I found three poroporo growing underneath the trampoline today! Seeded there by a bird no doubt. The light is good under there actually, and the cool conditions make an excellent plant nursery. Perhaps I should move the seed tray with 40 poroporo seeds underneath there with full expectation of good things (except the birds might dig it over).
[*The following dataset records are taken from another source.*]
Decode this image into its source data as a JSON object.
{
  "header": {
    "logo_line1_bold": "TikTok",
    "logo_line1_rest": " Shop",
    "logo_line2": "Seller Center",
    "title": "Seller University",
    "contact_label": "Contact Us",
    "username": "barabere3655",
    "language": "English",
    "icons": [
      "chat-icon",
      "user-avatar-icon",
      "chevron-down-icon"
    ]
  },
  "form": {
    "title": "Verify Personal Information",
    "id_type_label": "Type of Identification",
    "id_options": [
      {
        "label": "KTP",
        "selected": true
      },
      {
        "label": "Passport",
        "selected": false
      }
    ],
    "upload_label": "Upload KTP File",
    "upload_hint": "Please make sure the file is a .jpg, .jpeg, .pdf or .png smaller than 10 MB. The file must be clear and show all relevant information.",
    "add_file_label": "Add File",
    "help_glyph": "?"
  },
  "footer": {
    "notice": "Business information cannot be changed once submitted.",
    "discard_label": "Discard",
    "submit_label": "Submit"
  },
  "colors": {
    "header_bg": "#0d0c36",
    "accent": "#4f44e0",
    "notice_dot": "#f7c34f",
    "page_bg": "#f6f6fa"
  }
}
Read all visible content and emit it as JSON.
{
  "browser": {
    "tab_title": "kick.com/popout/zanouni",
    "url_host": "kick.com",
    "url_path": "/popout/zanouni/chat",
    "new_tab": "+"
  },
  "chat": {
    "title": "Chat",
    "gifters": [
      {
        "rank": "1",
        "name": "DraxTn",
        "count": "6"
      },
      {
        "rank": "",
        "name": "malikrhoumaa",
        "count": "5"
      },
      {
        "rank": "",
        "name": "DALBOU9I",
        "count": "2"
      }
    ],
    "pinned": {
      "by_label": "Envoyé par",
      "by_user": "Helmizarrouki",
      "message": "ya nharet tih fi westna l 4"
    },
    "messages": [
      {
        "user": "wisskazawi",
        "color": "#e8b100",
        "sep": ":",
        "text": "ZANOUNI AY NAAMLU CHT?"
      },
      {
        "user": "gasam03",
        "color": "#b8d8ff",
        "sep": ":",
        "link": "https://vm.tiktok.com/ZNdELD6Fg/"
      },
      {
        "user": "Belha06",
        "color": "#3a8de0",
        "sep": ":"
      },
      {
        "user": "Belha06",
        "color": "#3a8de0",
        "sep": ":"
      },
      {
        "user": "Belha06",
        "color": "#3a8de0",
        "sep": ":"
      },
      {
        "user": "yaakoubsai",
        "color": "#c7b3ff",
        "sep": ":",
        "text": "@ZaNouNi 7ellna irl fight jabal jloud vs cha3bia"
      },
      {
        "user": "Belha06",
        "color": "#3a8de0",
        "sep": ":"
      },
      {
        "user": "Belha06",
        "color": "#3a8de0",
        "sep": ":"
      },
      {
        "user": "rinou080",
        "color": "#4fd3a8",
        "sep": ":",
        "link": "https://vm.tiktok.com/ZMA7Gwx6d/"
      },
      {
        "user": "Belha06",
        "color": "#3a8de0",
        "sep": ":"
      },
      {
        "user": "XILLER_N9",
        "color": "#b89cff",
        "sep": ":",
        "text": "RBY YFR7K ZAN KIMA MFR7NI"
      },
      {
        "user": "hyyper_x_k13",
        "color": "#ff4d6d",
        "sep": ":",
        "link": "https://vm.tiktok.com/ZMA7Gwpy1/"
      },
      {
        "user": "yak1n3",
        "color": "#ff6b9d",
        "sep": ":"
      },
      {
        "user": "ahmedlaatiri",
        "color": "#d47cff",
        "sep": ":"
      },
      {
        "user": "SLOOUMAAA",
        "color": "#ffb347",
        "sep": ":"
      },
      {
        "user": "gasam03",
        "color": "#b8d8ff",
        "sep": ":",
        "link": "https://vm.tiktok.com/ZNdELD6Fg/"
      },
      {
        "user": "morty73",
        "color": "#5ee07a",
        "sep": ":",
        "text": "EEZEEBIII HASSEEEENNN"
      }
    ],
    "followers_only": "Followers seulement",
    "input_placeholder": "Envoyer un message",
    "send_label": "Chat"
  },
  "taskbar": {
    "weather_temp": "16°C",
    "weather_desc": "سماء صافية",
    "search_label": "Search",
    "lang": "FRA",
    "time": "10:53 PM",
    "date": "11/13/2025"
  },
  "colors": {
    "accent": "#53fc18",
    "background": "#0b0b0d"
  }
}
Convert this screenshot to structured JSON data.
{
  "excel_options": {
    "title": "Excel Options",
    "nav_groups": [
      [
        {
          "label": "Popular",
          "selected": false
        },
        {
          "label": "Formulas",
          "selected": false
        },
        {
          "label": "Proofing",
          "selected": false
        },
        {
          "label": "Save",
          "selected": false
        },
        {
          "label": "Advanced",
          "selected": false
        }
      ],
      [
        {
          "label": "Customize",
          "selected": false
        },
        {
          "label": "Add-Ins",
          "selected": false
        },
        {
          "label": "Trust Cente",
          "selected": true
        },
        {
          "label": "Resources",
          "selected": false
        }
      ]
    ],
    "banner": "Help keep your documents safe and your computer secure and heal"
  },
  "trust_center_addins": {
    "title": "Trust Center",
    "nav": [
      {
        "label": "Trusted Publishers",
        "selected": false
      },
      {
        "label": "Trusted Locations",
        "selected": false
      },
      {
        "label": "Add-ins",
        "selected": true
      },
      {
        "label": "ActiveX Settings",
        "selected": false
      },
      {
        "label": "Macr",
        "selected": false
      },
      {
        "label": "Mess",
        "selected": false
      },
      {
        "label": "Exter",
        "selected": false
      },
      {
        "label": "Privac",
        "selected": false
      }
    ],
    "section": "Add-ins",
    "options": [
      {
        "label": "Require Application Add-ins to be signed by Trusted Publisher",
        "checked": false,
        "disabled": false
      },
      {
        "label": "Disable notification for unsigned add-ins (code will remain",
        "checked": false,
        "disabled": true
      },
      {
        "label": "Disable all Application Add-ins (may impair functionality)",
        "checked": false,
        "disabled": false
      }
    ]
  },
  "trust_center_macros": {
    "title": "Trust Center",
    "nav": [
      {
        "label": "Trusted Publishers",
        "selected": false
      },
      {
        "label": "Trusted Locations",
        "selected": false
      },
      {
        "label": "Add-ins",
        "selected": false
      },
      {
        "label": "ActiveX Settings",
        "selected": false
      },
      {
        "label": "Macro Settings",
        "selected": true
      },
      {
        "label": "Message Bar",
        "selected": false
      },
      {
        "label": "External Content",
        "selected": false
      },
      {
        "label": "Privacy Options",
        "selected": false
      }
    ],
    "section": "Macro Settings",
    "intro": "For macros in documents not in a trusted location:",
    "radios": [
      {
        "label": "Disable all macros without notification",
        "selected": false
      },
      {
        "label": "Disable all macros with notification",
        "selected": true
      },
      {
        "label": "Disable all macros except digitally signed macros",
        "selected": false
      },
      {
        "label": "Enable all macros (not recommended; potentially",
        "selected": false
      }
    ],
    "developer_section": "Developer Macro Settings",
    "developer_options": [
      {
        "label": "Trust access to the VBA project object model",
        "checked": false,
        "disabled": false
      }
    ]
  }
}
I received my Wellington Botanical Society newsletter by email yesterday. This quarters' bulletin remembers Tony Druce and Eric Godley, each very well known botanists, who both passed away in the last few months. I feel connected to Eric's work through my study on kowhai in the 1990s. My thesis looked at the rbcL-atpB sequence from all New Zealand populations and offshore populations of Sophora microphylla, S. prostrata, S. tetraptera, and S. howinsula - collections that Eric put together at DSIR in Lincoln, now Landcare Manaaki Whenua.
I must write an article for the next newsletter, emploring local botanists to help me locate large poroporo fruit (or good specimens to collect from). I am not sure whether this will be of interest to a group who are largely concerned with the serious business of ensuring lesser-known plants don''t disappear into extinction. My experiment seems a little trivial in comparison, maybe even reckless. Who knows, maybe the birds won't be able to get their beaks around my poroporo of the future! (Yeah right!).